— Qu’est-ce que tu as fait ?
— J’ai triché. Tout en m’avançant vers elle, je lui ai récité la plus grande partie de la scène II de l’acte II de Roméo et Juliette. « Mais doucement ! Quelle lumière jaillit par cette fenêtre ? Voilà l’Orient et Juliette est le soleil ! Lève-toi, belle aurore…» et caetera. J’avais appris le texte avec elle. Seulement, cette fois-ci, je l’ai déclamé sincèrement. Et, après ma tirade, je me suis approché d’elle et l’ai embrassée pour la première fois. Elle avait quinze ans et moi seize, et j’ai su que j’allais l’épouser et passer ma vie avec elle.

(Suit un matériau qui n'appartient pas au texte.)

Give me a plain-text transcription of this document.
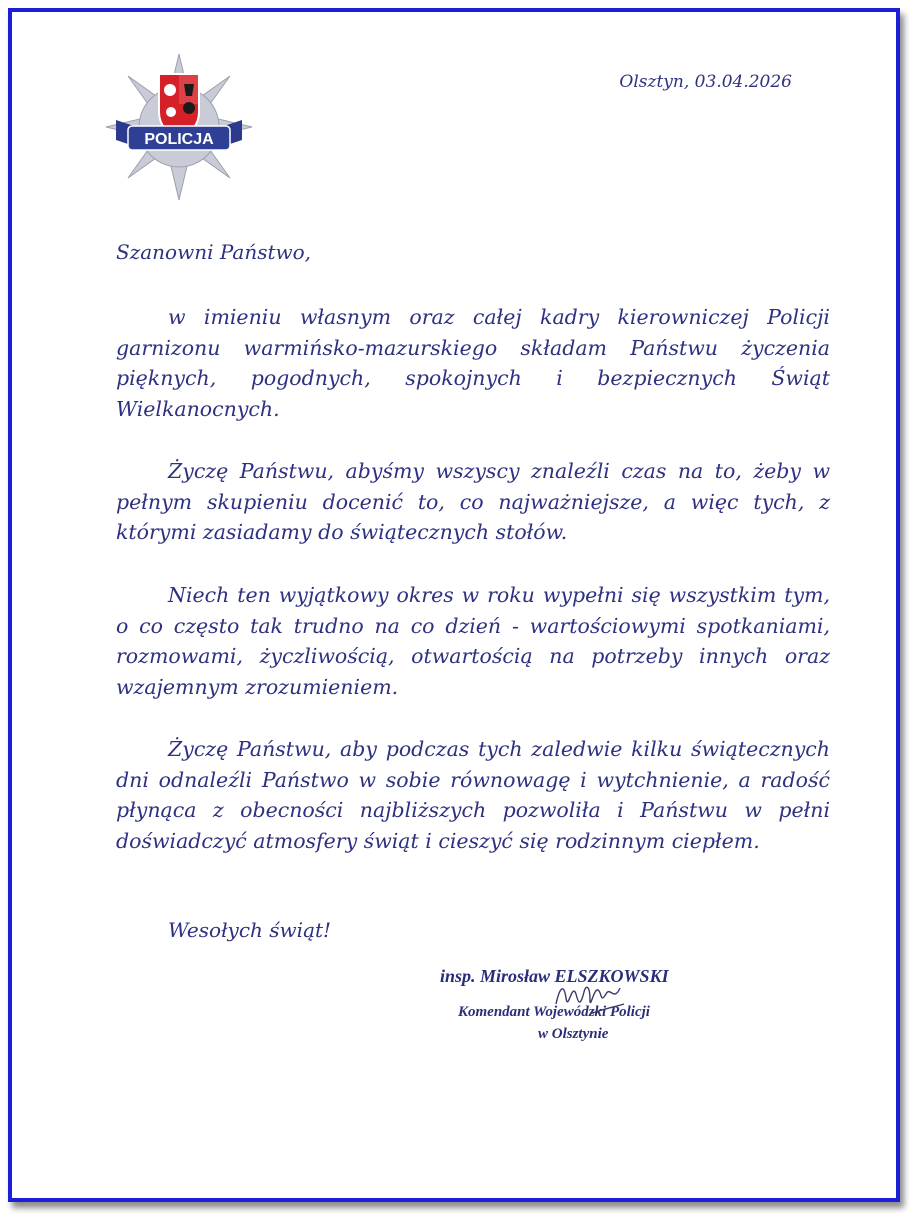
POLICJA
Olsztyn, 03.04.2026
Szanowni Państwo,

w imieniu własnym oraz całej kadry kierowniczej Policji garnizonu warmińsko-mazurskiego składam Państwu życzenia pięknych, pogodnych, spokojnych i bezpiecznych Świąt Wielkanocnych.

Życzę Państwu, abyśmy wszyscy znaleźli czas na to, żeby w pełnym skupieniu docenić to, co najważniejsze, a więc tych, z którymi zasiadamy do świątecznych stołów.

Niech ten wyjątkowy okres w roku wypełni się wszystkim tym, o co często tak trudno na co dzień - wartościowymi spotkaniami, rozmowami, życzliwością, otwartością na potrzeby innych oraz wzajemnym zrozumieniem.

Życzę Państwu, aby podczas tych zaledwie kilku świątecznych dni odnaleźli Państwo w sobie równowagę i wytchnienie, a radość płynąca z obecności najbliższych pozwoliła i Państwu w pełni doświadczyć atmosfery świąt i cieszyć się rodzinnym ciepłem.

Wesołych świąt!
insp. Mirosław ELSZKOWSKI
Komendant Wojewódzki Policji
w Olsztynie
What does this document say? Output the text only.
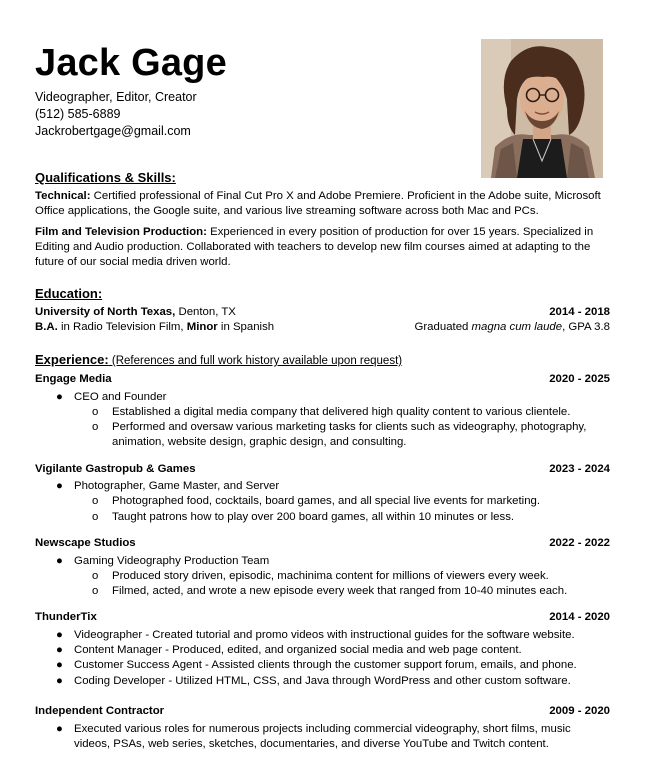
Jack Gage
Videographer, Editor, Creator
(512) 585-6889
Jackrobertgage@gmail.com
Qualifications & Skills:
Technical: Certified professional of Final Cut Pro X and Adobe Premiere. Proficient in the Adobe suite, Microsoft Office applications, the Google suite, and various live streaming software across both Mac and PCs.
Film and Television Production: Experienced in every position of production for over 15 years. Specialized in Editing and Audio production. Collaborated with teachers to develop new film courses aimed at adapting to the future of our social media driven world.
Education:
University of North Texas, Denton, TX	2014 - 2018
B.A. in Radio Television Film, Minor in Spanish	Graduated magna cum laude, GPA 3.8
Experience: (References and full work history available upon request)
Engage Media	2020 - 2025
● CEO and Founder
o Established a digital media company that delivered high quality content to various clientele.
o Performed and oversaw various marketing tasks for clients such as videography, photography, animation, website design, graphic design, and consulting.
Vigilante Gastropub & Games	2023 - 2024
● Photographer, Game Master, and Server
o Photographed food, cocktails, board games, and all special live events for marketing.
o Taught patrons how to play over 200 board games, all within 10 minutes or less.
Newscape Studios	2022 - 2022
● Gaming Videography Production Team
o Produced story driven, episodic, machinima content for millions of viewers every week.
o Filmed, acted, and wrote a new episode every week that ranged from 10-40 minutes each.
ThunderTix	2014 - 2020
● Videographer - Created tutorial and promo videos with instructional guides for the software website.
● Content Manager - Produced, edited, and organized social media and web page content.
● Customer Success Agent - Assisted clients through the customer support forum, emails, and phone.
● Coding Developer - Utilized HTML, CSS, and Java through WordPress and other custom software.
Independent Contractor	2009 - 2020
● Executed various roles for numerous projects including commercial videography, short films, music videos, PSAs, web series, sketches, documentaries, and diverse YouTube and Twitch content.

— Raconte-moi comment elle est morte, demanda Jane juste avant le saut dans l’espace consu.
— Elle préparait des gaufres un dimanche matin et elle a eu une attaque au moment où elle cherchait la vanille. J’étais dans le salon à ce moment-là. Je me rappelle qu’elle a demandé où elle avait rangé la vanille, et, une seconde plus tard, j’ai entendu un choc et un bruit de chute. J’ai accouru dans la cuisine. Elle était allongée par terre, tremblante et saignant de la tête là où elle s’était cognée contre le rebord du plan de travail. J’ai appelé les urgences tout en la tenant. J’ai essayé d’arrêter l’hémorragie et je lui ai dit que je l’aimais, et j’ai continué de le lui dire jusqu’à l’arrivée des infirmiers. Ils m’ont écarté d’elle mais autorisé à lui tenir la main lors du transport en ambulance jusqu’à l’hôpital. Je lui tenais la main quand elle est morte, dans l’ambulance. J’ai vu la lumière s’éteindre dans ses yeux, mais je n’ai pas cessé de lui répéter combien je l’aimais jusqu’à ce qu’ils me séparent d’elle à l’hôpital.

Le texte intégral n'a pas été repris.